In vitro migration and invasion assays
Cell migration and invasion were measured using Transwell assay as previously described [26].
Plasmid constructs and transfection
pSELECT-HA-mFoxO1-wild-type (Addgene plasmid # 83308) and Δ256 (Addgene plasmid # 83379) were a gift from Steven Abcouwer[27]. Full-length of CCL2 cDNA was amplified and cloned into a pcDNA3.1 expression vector. The CCL2 promoter sequence from positions -500 to + 1 and COX-2 promoter sequence from positions − 1,122 to + 27 relative to the transcriptional start site subcloned into pGL3-Basic vector, the point mutation in the FoxO1 binding site of COX-2 promoter was generated by site-directed mutagenesis that splices by overlapextension. FoxO1 shRNA and scrambled shRNA were purchased from Obio technology Co., Ltd. (shanghai, China). Cells were seeded into 6-well plates for overnight culture, then transfected with hsa_circ_0110102 overexpression vector or siRNA, miR-NC, miR-580-5p mimic or inhibitor with lipofectamine 2000 for 48 h, blank vector-transfected cells were used as controls.

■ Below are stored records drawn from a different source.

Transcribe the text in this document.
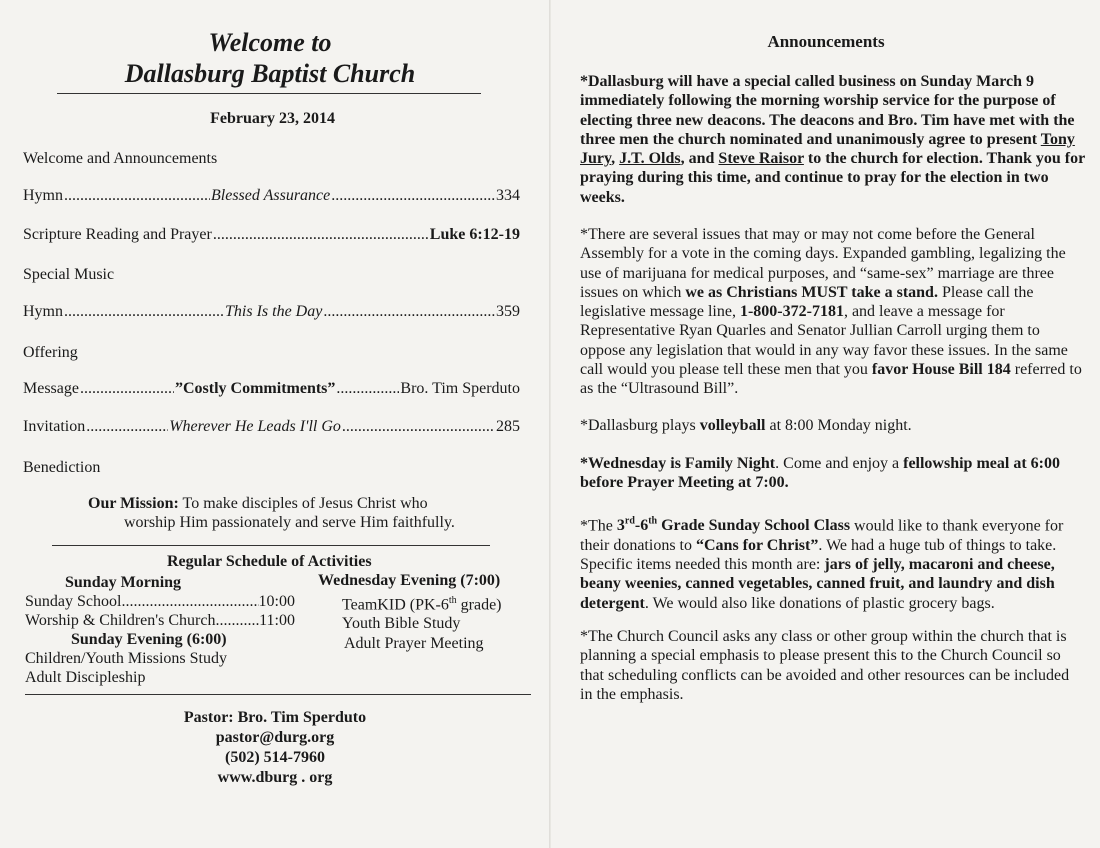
Welcome to
Dallasburg Baptist Church
February 23, 2014
Welcome and Announcements
Hymn .....	Blessed Assurance .....	334
Scripture Reading and Prayer .....	Luke 6:12-19
Special Music
Hymn .....	This Is the Day .....	359
Offering
Message .....	”Costly Commitments” .....	Bro. Tim Sperduto
Invitation .....	Wherever He Leads I'll Go .....	285
Benediction
Our Mission: To make disciples of Jesus Christ who
worship Him passionately and serve Him faithfully.
Regular Schedule of Activities
Sunday Morning
Sunday School .....	10:00
Worship & Children's Church .....	11:00
Sunday Evening (6:00)
Children/Youth Missions Study
Adult Discipleship
Wednesday Evening (7:00)
TeamKID (PK-6th grade)
Youth Bible Study
Adult Prayer Meeting
Pastor: Bro. Tim Sperduto
pastor@durg.org
(502) 514-7960
www.dburg . org
Announcements
*Dallasburg will have a special called business on Sunday March 9 immediately following the morning worship service for the purpose of electing three new deacons. The deacons and Bro. Tim have met with the three men the church nominated and unanimously agree to present Tony Jury, J.T. Olds, and Steve Raisor to the church for election. Thank you for praying during this time, and continue to pray for the election in two weeks.
*There are several issues that may or may not come before the General Assembly for a vote in the coming days. Expanded gambling, legalizing the use of marijuana for medical purposes, and “same-sex” marriage are three issues on which we as Christians MUST take a stand. Please call the legislative message line, 1-800-372-7181, and leave a message for Representative Ryan Quarles and Senator Jullian Carroll urging them to oppose any legislation that would in any way favor these issues. In the same call would you please tell these men that you favor House Bill 184 referred to as the “Ultrasound Bill”.
*Dallasburg plays volleyball at 8:00 Monday night.
*Wednesday is Family Night. Come and enjoy a fellowship meal at 6:00 before Prayer Meeting at 7:00.
*The 3rd-6th Grade Sunday School Class would like to thank everyone for their donations to “Cans for Christ”. We had a huge tub of things to take. Specific items needed this month are: jars of jelly, macaroni and cheese, beany weenies, canned vegetables, canned fruit, and laundry and dish detergent. We would also like donations of plastic grocery bags.
*The Church Council asks any class or other group within the church that is planning a special emphasis to please present this to the Church Council so that scheduling conflicts can be avoided and other resources can be included in the emphasis.
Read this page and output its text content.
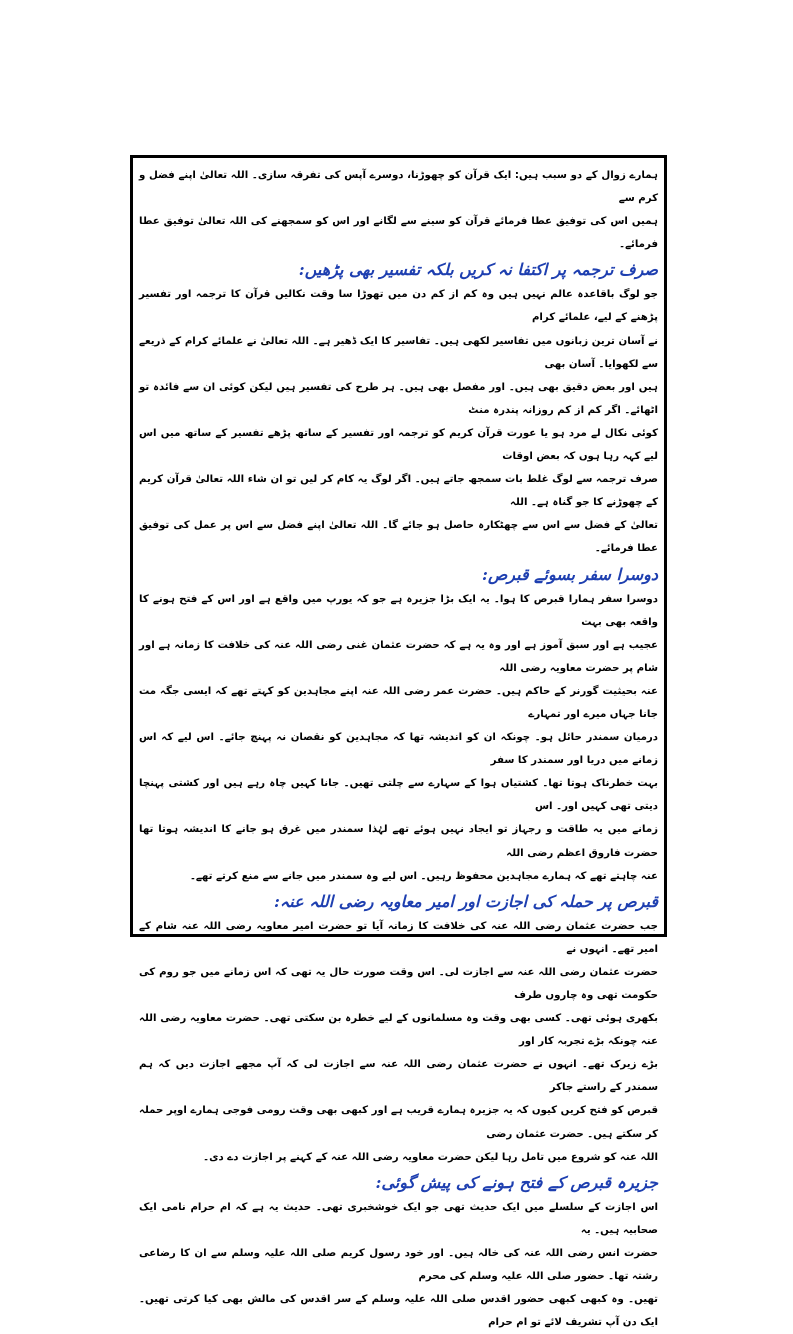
ہمارے زوال کے دو سبب ہیں: ایک قرآن کو چھوڑنا، دوسرے آپس کی تفرقہ سازی۔ اللہ تعالیٰ اپنے فضل و کرم سے

ہمیں اس کی توفیق عطا فرمائے قرآن کو سینے سے لگانے اور اس کو سمجھنے کی اللہ تعالیٰ توفیق عطا فرمائے۔

صرف ترجمہ پر اکتفا نہ کریں بلکہ تفسیر بھی پڑھیں:

جو لوگ باقاعدہ عالم نہیں ہیں وہ کم از کم دن میں تھوڑا سا وقت نکالیں قرآن کا ترجمہ اور تفسیر پڑھنے کے لیے، علمائے کرام

نے آسان ترین زبانوں میں تفاسیر لکھی ہیں۔ تفاسیر کا ایک ڈھیر ہے۔ اللہ تعالیٰ نے علمائے کرام کے ذریعے سے لکھوایا۔ آسان بھی

ہیں اور بعض دقیق بھی ہیں۔ اور مفصل بھی ہیں۔ ہر طرح کی تفسیر ہیں لیکن کوئی ان سے فائدہ تو اٹھائے۔ اگر کم از کم روزانہ پندرہ منٹ

کوئی نکال لے مرد ہو یا عورت قرآن کریم کو ترجمہ اور تفسیر کے ساتھ پڑھے تفسیر کے ساتھ میں اس لیے کہہ رہا ہوں کہ بعض اوقات

صرف ترجمہ سے لوگ غلط بات سمجھ جاتے ہیں۔ اگر لوگ یہ کام کر لیں تو ان شاء اللہ تعالیٰ قرآن کریم کے چھوڑنے کا جو گناہ ہے۔ اللہ

تعالیٰ کے فضل سے اس سے چھٹکارہ حاصل ہو جائے گا۔ اللہ تعالیٰ اپنے فضل سے اس پر عمل کی توفیق عطا فرمائے۔

دوسرا سفر بسوئے قبرص:

دوسرا سفر ہمارا قبرص کا ہوا۔ یہ ایک بڑا جزیرہ ہے جو کہ یورپ میں واقع ہے اور اس کے فتح ہونے کا واقعہ بھی بہت

عجیب ہے اور سبق آموز ہے اور وہ یہ ہے کہ حضرت عثمان غنی رضی اللہ عنہ کی خلافت کا زمانہ ہے اور شام پر حضرت معاویہ رضی اللہ

عنہ بحیثیت گورنر کے حاکم ہیں۔ حضرت عمر رضی اللہ عنہ اپنے مجاہدین کو کہتے تھے کہ ایسی جگہ مت جانا جہاں میرے اور تمہارے

درمیان سمندر حائل ہو۔ چونکہ ان کو اندیشہ تھا کہ مجاہدین کو نقصان نہ پہنچ جائے۔ اس لیے کہ اس زمانے میں دریا اور سمندر کا سفر

بہت خطرناک ہوتا تھا۔ کشتیاں ہوا کے سہارے سے چلتی تھیں۔ جانا کہیں چاہ رہے ہیں اور کشتی پہنچا دیتی تھی کہیں اور۔ اس

زمانے میں یہ طاقت و رجہاز تو ایجاد نہیں ہوئے تھے لہٰذا سمندر میں غرق ہو جانے کا اندیشہ ہوتا تھا حضرت فاروق اعظم رضی اللہ

عنہ چاہتے تھے کہ ہمارے مجاہدین محفوظ رہیں۔ اس لیے وہ سمندر میں جانے سے منع کرتے تھے۔

قبرص پر حملہ کی اجازت اور امیر معاویہ رضی اللہ عنہ:

جب حضرت عثمان رضی اللہ عنہ کی خلافت کا زمانہ آیا تو حضرت امیر معاویہ رضی اللہ عنہ شام کے امیر تھے۔ انہوں نے

حضرت عثمان رضی اللہ عنہ سے اجازت لی۔ اس وقت صورت حال یہ تھی کہ اس زمانے میں جو روم کی حکومت تھی وہ چاروں طرف

بکھری ہوئی تھی۔ کسی بھی وقت وہ مسلمانوں کے لیے خطرہ بن سکتی تھی۔ حضرت معاویہ رضی اللہ عنہ چونکہ بڑے تجربہ کار اور

بڑے زیرک تھے۔ انہوں نے حضرت عثمان رضی اللہ عنہ سے اجازت لی کہ آپ مجھے اجازت دیں کہ ہم سمندر کے راستے جاکر

قبرص کو فتح کریں کیوں کہ یہ جزیرہ ہمارے قریب ہے اور کبھی بھی وقت رومی فوجی ہمارے اوپر حملہ کر سکتے ہیں۔ حضرت عثمان رضی

اللہ عنہ کو شروع میں تامل رہا لیکن حضرت معاویہ رضی اللہ عنہ کے کہنے پر اجازت دے دی۔

جزیرہ قبرص کے فتح ہونے کی پیش گوئی:

اس اجازت کے سلسلے میں ایک حدیث تھی جو ایک خوشخبری تھی۔ حدیث یہ ہے کہ ام حرام نامی ایک صحابیہ ہیں۔ یہ

حضرت انس رضی اللہ عنہ کی خالہ ہیں۔ اور خود رسول کریم صلی اللہ علیہ وسلم سے ان کا رضاعی رشتہ تھا۔ حضور صلی اللہ علیہ وسلم کی محرم

تھیں۔ وہ کبھی کبھی حضور اقدس صلی اللہ علیہ وسلم کے سر اقدس کی مالش بھی کیا کرتی تھیں۔ ایک دن آپ تشریف لائے تو ام حرام
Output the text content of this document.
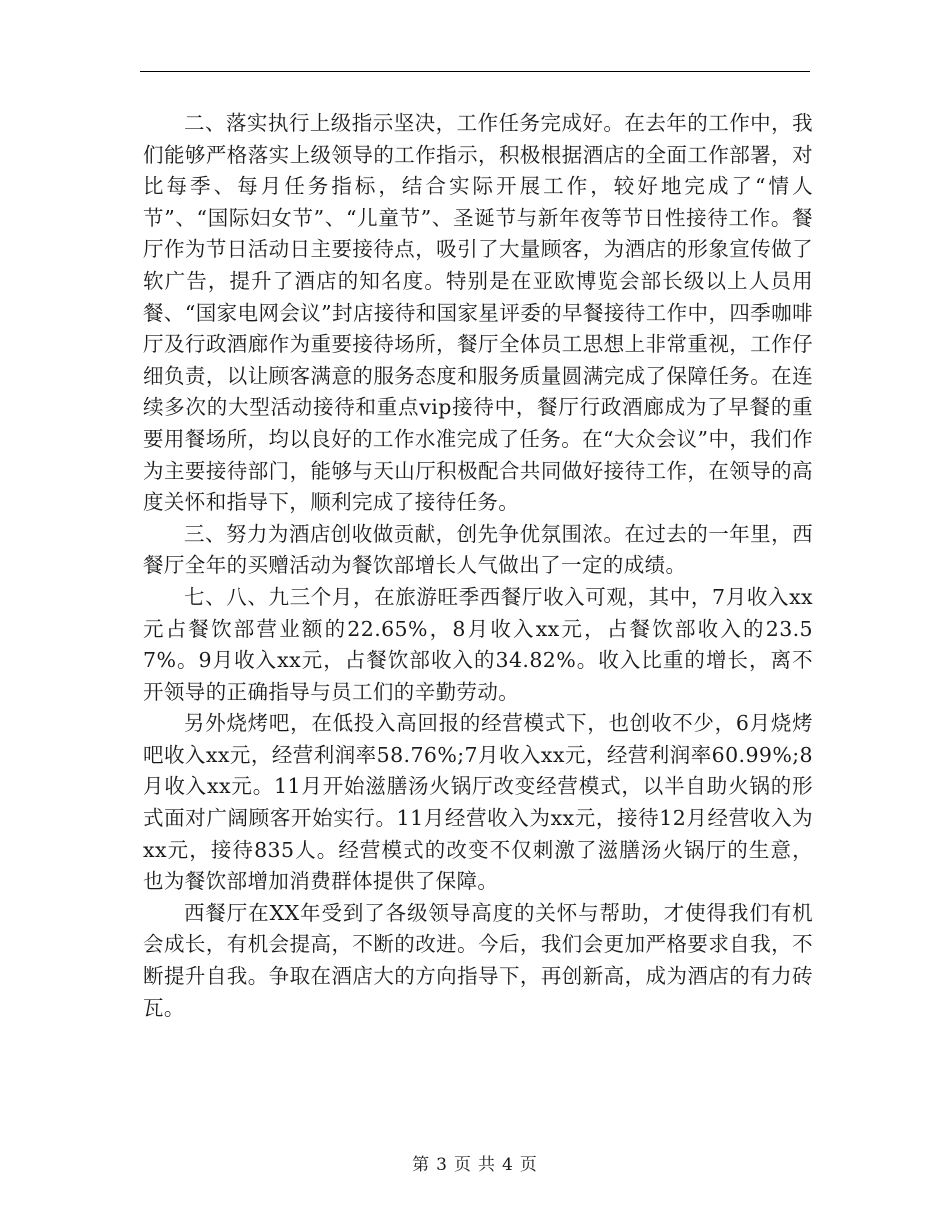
二、落实执行上级指示坚决，工作任务完成好。在去年的工作中，我们能够严格落实上级领导的工作指示，积极根据酒店的全面工作部署，对比每季、每月任务指标，结合实际开展工作，较好地完成了“情人节”、“国际妇女节”、“儿童节”、圣诞节与新年夜等节日性接待工作。餐厅作为节日活动日主要接待点，吸引了大量顾客，为酒店的形象宣传做了软广告，提升了酒店的知名度。特别是在亚欧博览会部长级以上人员用餐、“国家电网会议”封店接待和国家星评委的早餐接待工作中，四季咖啡厅及行政酒廊作为重要接待场所，餐厅全体员工思想上非常重视，工作仔细负责，以让顾客满意的服务态度和服务质量圆满完成了保障任务。在连续多次的大型活动接待和重点vip接待中，餐厅行政酒廊成为了早餐的重要用餐场所，均以良好的工作水准完成了任务。在“大众会议”中，我们作为主要接待部门，能够与天山厅积极配合共同做好接待工作，在领导的高度关怀和指导下，顺利完成了接待任务。

三、努力为酒店创收做贡献，创先争优氛围浓。在过去的一年里，西餐厅全年的买赠活动为餐饮部增长人气做出了一定的成绩。

七、八、九三个月，在旅游旺季西餐厅收入可观，其中，7月收入xx元占餐饮部营业额的22.65%，8月收入xx元，占餐饮部收入的23.57%。9月收入xx元，占餐饮部收入的34.82%。收入比重的增长，离不开领导的正确指导与员工们的辛勤劳动。

另外烧烤吧，在低投入高回报的经营模式下，也创收不少，6月烧烤吧收入xx元，经营利润率58.76%;7月收入xx元，经营利润率60.99%;8月收入xx元。11月开始滋膳汤火锅厅改变经营模式，以半自助火锅的形式面对广阔顾客开始实行。11月经营收入为xx元，接待12月经营收入为xx元，接待835人。经营模式的改变不仅刺激了滋膳汤火锅厅的生意，也为餐饮部增加消费群体提供了保障。

西餐厅在XX年受到了各级领导高度的关怀与帮助，才使得我们有机会成长，有机会提高，不断的改进。今后，我们会更加严格要求自我，不断提升自我。争取在酒店大的方向指导下，再创新高，成为酒店的有力砖瓦。

第 3 页 共 4 页
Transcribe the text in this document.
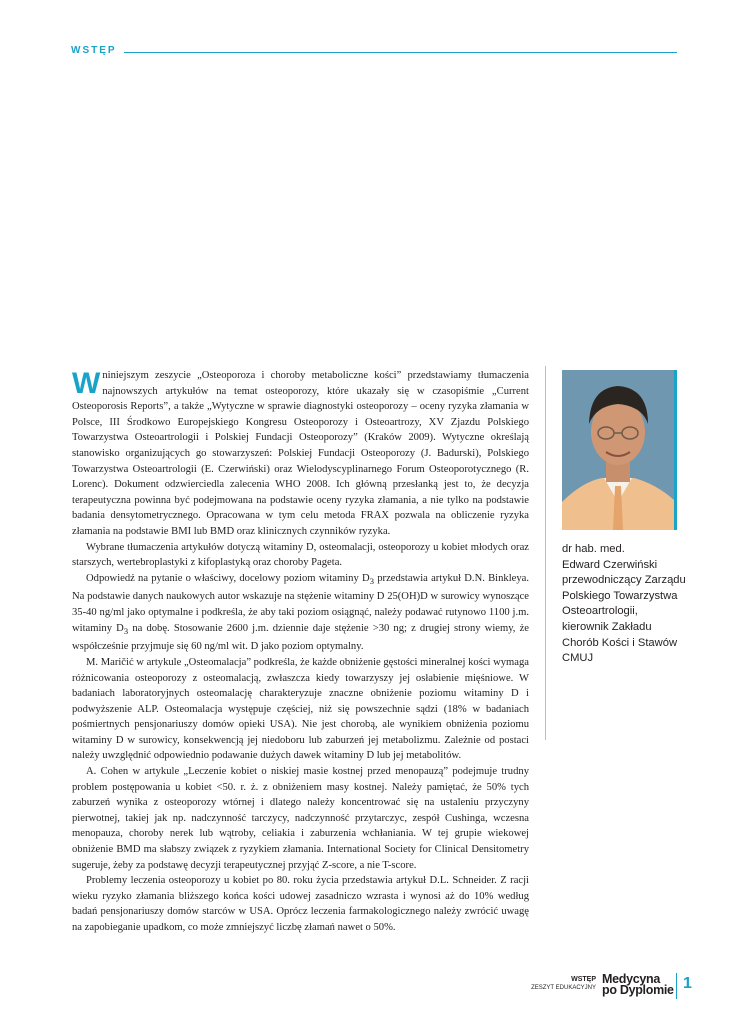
WSTĘP

Wniniejszym zeszycie „Osteoporoza i choroby metaboliczne kości” przedstawiamy tłumaczenia najnowszych artykułów na temat osteoporozy, które ukazały się w czasopiśmie „Current Osteoporosis Reports”, a także „Wytyczne w sprawie diagnostyki osteoporozy – oceny ryzyka złamania w Polsce, III Środkowo Europejskiego Kongresu Osteoporozy i Osteoartrozy, XV Zjazdu Polskiego Towarzystwa Osteoartrologii i Polskiej Fundacji Osteoporozy” (Kraków 2009). Wytyczne określają stanowisko organizujących go stowarzyszeń: Polskiej Fundacji Osteoporozy (J. Badurski), Polskiego Towarzystwa Osteoartrologii (E. Czerwiński) oraz Wielodyscyplinarnego Forum Osteoporotycznego (R. Lorenc). Dokument odzwierciedla zalecenia WHO 2008. Ich główną przesłanką jest to, że decyzja terapeutyczna powinna być podejmowana na podstawie oceny ryzyka złamania, a nie tylko na podstawie badania densytometrycznego. Opracowana w tym celu metoda FRAX pozwala na obliczenie ryzyka złamania na podstawie BMI lub BMD oraz klinicznych czynników ryzyka.

Wybrane tłumaczenia artykułów dotyczą witaminy D, osteomalacji, osteoporozy u kobiet młodych oraz starszych, wertebroplastyki z kifoplastyką oraz choroby Pageta.

Odpowiedź na pytanie o właściwy, docelowy poziom witaminy $D_3$ przedstawia artykuł D.N. Binkleya. Na podstawie danych naukowych autor wskazuje na stężenie witaminy D 25(OH)D w surowicy wynoszące 35-40 ng/ml jako optymalne i podkreśla, że aby taki poziom osiągnąć, należy podawać rutynowo 1100 j.m. witaminy $D_3$ na dobę. Stosowanie 2600 j.m. dziennie daje stężenie >30 ng; z drugiej strony wiemy, że współcześnie przyjmuje się 60 ng/ml wit. D jako poziom optymalny.

M. Maričić w artykule „Osteomalacja” podkreśla, że każde obniżenie gęstości mineralnej kości wymaga różnicowania osteoporozy z osteomalacją, zwłaszcza kiedy towarzyszy jej osłabienie mięśniowe. W badaniach laboratoryjnych osteomalację charakteryzuje znaczne obniżenie poziomu witaminy D i podwyższenie ALP. Osteomalacja występuje częściej, niż się powszechnie sądzi (18% w badaniach pośmiertnych pensjonariuszy domów opieki USA). Nie jest chorobą, ale wynikiem obniżenia poziomu witaminy D w surowicy, konsekwencją jej niedoboru lub zaburzeń jej metabolizmu. Zależnie od postaci należy uwzględnić odpowiednio podawanie dużych dawek witaminy D lub jej metabolitów.

A. Cohen w artykule „Leczenie kobiet o niskiej masie kostnej przed menopauzą” podejmuje trudny problem postępowania u kobiet <50. r. ż. z obniżeniem masy kostnej. Należy pamiętać, że 50% tych zaburzeń wynika z osteoporozy wtórnej i dlatego należy koncentrować się na ustaleniu przyczyny pierwotnej, takiej jak np. nadczynność tarczycy, nadczynność przytarczyc, zespół Cushinga, wczesna menopauza, choroby nerek lub wątroby, celiakia i zaburzenia wchłaniania. W tej grupie wiekowej obniżenie BMD ma słabszy związek z ryzykiem złamania. International Society for Clinical Densitometry sugeruje, żeby za podstawę decyzji terapeutycznej przyjąć Z-score, a nie T-score.

Problemy leczenia osteoporozy u kobiet po 80. roku życia przedstawia artykuł D.L. Schneider. Z racji wieku ryzyko złamania bliższego końca kości udowej zasadniczo wzrasta i wynosi aż do 10% według badań pensjonariuszy domów starców w USA. Oprócz leczenia farmakologicznego należy zwrócić uwagę na zapobieganie upadkom, co może zmniejszyć liczbę złamań nawet o 50%.

dr hab. med.
Edward Czerwiński
przewodniczący Zarządu
Polskiego Towarzystwa
Osteoartrologii,
kierownik Zakładu
Chorób Kości i Stawów
CMUJ
WSTĘP
ZESZYT EDUKACYJNY
Medycyna
po Dyplomie 1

Chromatin immunoprecipitation assay
To detect the in vivo association of FoxO1 with human COX-2 promoter, chromatin immunoprecipitation (ChIP) analysis was performed as previously described using SimpleChIP Enzymatic Chromatin IP Kit (#9002, CST, USA) according to manufacturer's protocol [28]. ChIP-PCR was used for validation with the forward primer 5’-CACCGGGCTTACGCAATTTT-3’ and the reverse primer 5’-ACGCTCACTGCAAGTCGTAT-3’, which were specifically designed from the COX-2 promoter region (139 to + 29).
Luciferase assays
Cells were transfected with luciferase reporter plasmids and subsequently incubated for 24 h in the complete medium. Luciferase activity was measured using the Dual-luciferase reporter assay System (Promega, Madison, WI) and normalized to Renilla luciferase values. Measurements for three biological replicates were taken in triplicate and averaged.
Statistical analysis
Data are expressed as mean ± SEM. SPSS 21.0 was used for statistical analysis. Unpaired Student’s t-test were used for comparation between two groups. Two-way ANOVA analysis using the Tukey test was employed to compare three groups or more. P < 0.05 was considered statistically significant.